# JAWESOME!



## RMThompson (Sep 10, 2009)




----------



## RMThompson (Sep 10, 2009)

Well I wager I am really boring you with my over-processed tshirt shots, aren't I?


----------



## ::trainwreck:: (Sep 10, 2009)

Maybe have her turn a little bit more towards the camera, it would show the shirt a little better.


----------



## dtzitko (Sep 10, 2009)

RMThompson said:


> Well I wager I am really boring you with my over-processed tshirt shots, aren't I?



Nothing boring here. Great photo, and she's awful easy on the eyes too. :mrgreen:


----------



## Cero21 (Sep 11, 2009)

Great work as usual!  I agree I am more attracted to the model herself than the shirt though!


----------



## NiKOnSLR (Sep 12, 2009)

Great pics. Love the quality.


----------



## Lyncca (Sep 12, 2009)

Very nice as always


----------



## manaheim (Sep 12, 2009)

Very nice.  I agree on the turning toward the cam as I didn't really realize it was a t-shirt ad pic until I saw the logo and then went back.  (Not that it's entirely bad that we're distracted by the woman being womanly... but I assume the t-shirt folks want the woman to grab your attention and then to stare at the shirt)

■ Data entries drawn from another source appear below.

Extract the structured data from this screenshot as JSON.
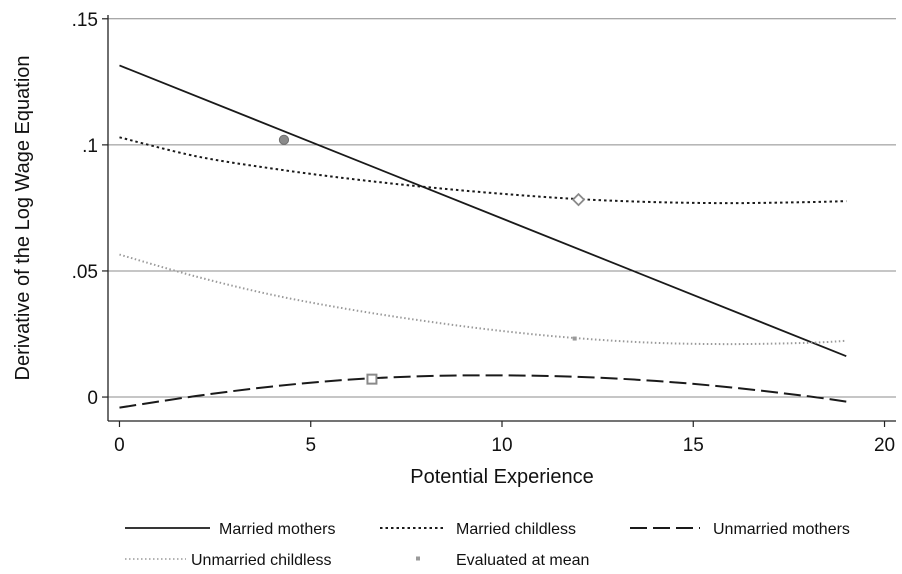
{
  "chart_data": {
    "type": "line",
    "title": "",
    "xlabel": "Potential Experience",
    "ylabel": "Derivative of the Log Wage Equation",
    "xlim": [
      -0.3,
      20.3
    ],
    "ylim": [
      -0.0095,
      0.1515
    ],
    "x_ticks": [
      0,
      5,
      10,
      15,
      20
    ],
    "x_tick_labels": [
      "0",
      "5",
      "10",
      "15",
      "20"
    ],
    "y_ticks": [
      0,
      0.05,
      0.1,
      0.15
    ],
    "y_tick_labels": [
      "0",
      ".05",
      ".1",
      ".15"
    ],
    "grid": "horizontal",
    "legend_position": "bottom",
    "series": [
      {
        "name": "Married mothers",
        "style": "solid",
        "color": "#1a1a1a",
        "x": [
          0,
          19
        ],
        "y": [
          0.1315,
          0.0162
        ],
        "mean_marker": {
          "shape": "circle",
          "x": 4.3,
          "y": 0.102
        }
      },
      {
        "name": "Married childless",
        "style": "dotted",
        "color": "#1a1a1a",
        "x": [
          0,
          2,
          4,
          6,
          8,
          10,
          12,
          14,
          16,
          18,
          19
        ],
        "y": [
          0.103,
          0.0955,
          0.0906,
          0.0866,
          0.0833,
          0.0806,
          0.0785,
          0.0773,
          0.0769,
          0.0773,
          0.0777
        ],
        "mean_marker": {
          "shape": "diamond",
          "x": 12.0,
          "y": 0.0783
        }
      },
      {
        "name": "Unmarried mothers",
        "style": "dashed",
        "color": "#1a1a1a",
        "x": [
          0,
          2,
          4,
          6,
          8,
          10,
          12,
          14,
          16,
          18,
          19
        ],
        "y": [
          -0.0042,
          0.0004,
          0.0042,
          0.0069,
          0.0083,
          0.0086,
          0.008,
          0.0064,
          0.0038,
          0.0003,
          -0.0018
        ],
        "mean_marker": {
          "shape": "square",
          "x": 6.6,
          "y": 0.0071
        }
      },
      {
        "name": "Unmarried childless",
        "style": "dotted",
        "color": "#9a9a9a",
        "x": [
          0,
          2,
          4,
          6,
          8,
          10,
          12,
          14,
          16,
          18,
          19
        ],
        "y": [
          0.0565,
          0.0478,
          0.0405,
          0.0348,
          0.0301,
          0.0262,
          0.0233,
          0.0215,
          0.021,
          0.0215,
          0.0223
        ],
        "mean_marker": {
          "shape": "small-square",
          "x": 11.9,
          "y": 0.0232
        }
      }
    ],
    "legend": [
      {
        "label": "Married mothers",
        "style": "solid"
      },
      {
        "label": "Married childless",
        "style": "dotted"
      },
      {
        "label": "Unmarried mothers",
        "style": "dashed"
      },
      {
        "label": "Unmarried childless",
        "style": "dotted-gray"
      },
      {
        "label": "Evaluated at mean",
        "style": "marker"
      }
    ]
  }
}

I also think the highlights are a touch blown and such, but I also immediately identified that as a style choice and a nicely handled one as well.

Really nice overall.


----------



## RMThompson (Sep 13, 2009)

manaheim said:


> Very nice. I agree on the turning toward the cam as I didn't really realize it was a t-shirt ad pic until I saw the logo and then went back. (Not that it's entirely bad that we're distracted by the woman being womanly... but I assume the t-shirt folks want the woman to grab your attention and then to stare at the shirt)
> 
> I also think the highlights are a touch blown and such, but I also immediately identified that as a style choice and a nicely handled one as well.
> 
> Really nice overall.


 
Thanks.

Adressing the "turning towards the camera" issue... I take hundreds of Tshirt photos a week, and for the most part 90% of them are straight on Tshirt shots. Recently I've been trying to experiment with some ways to show off the shirts with a more natural feel, like this.


----------



## craig (Sep 13, 2009)

Love it! Your work is constantly growing. 

I love the tshirt work and it of course pays the bills. Do consider branching out. Paid or TFP fashion work seems like the next step. 

Love & Bass


----------



## Moonb007 (Sep 14, 2009)

I think its great, and it does not fit the typical mold like other shirt companies with her on the angle.


----------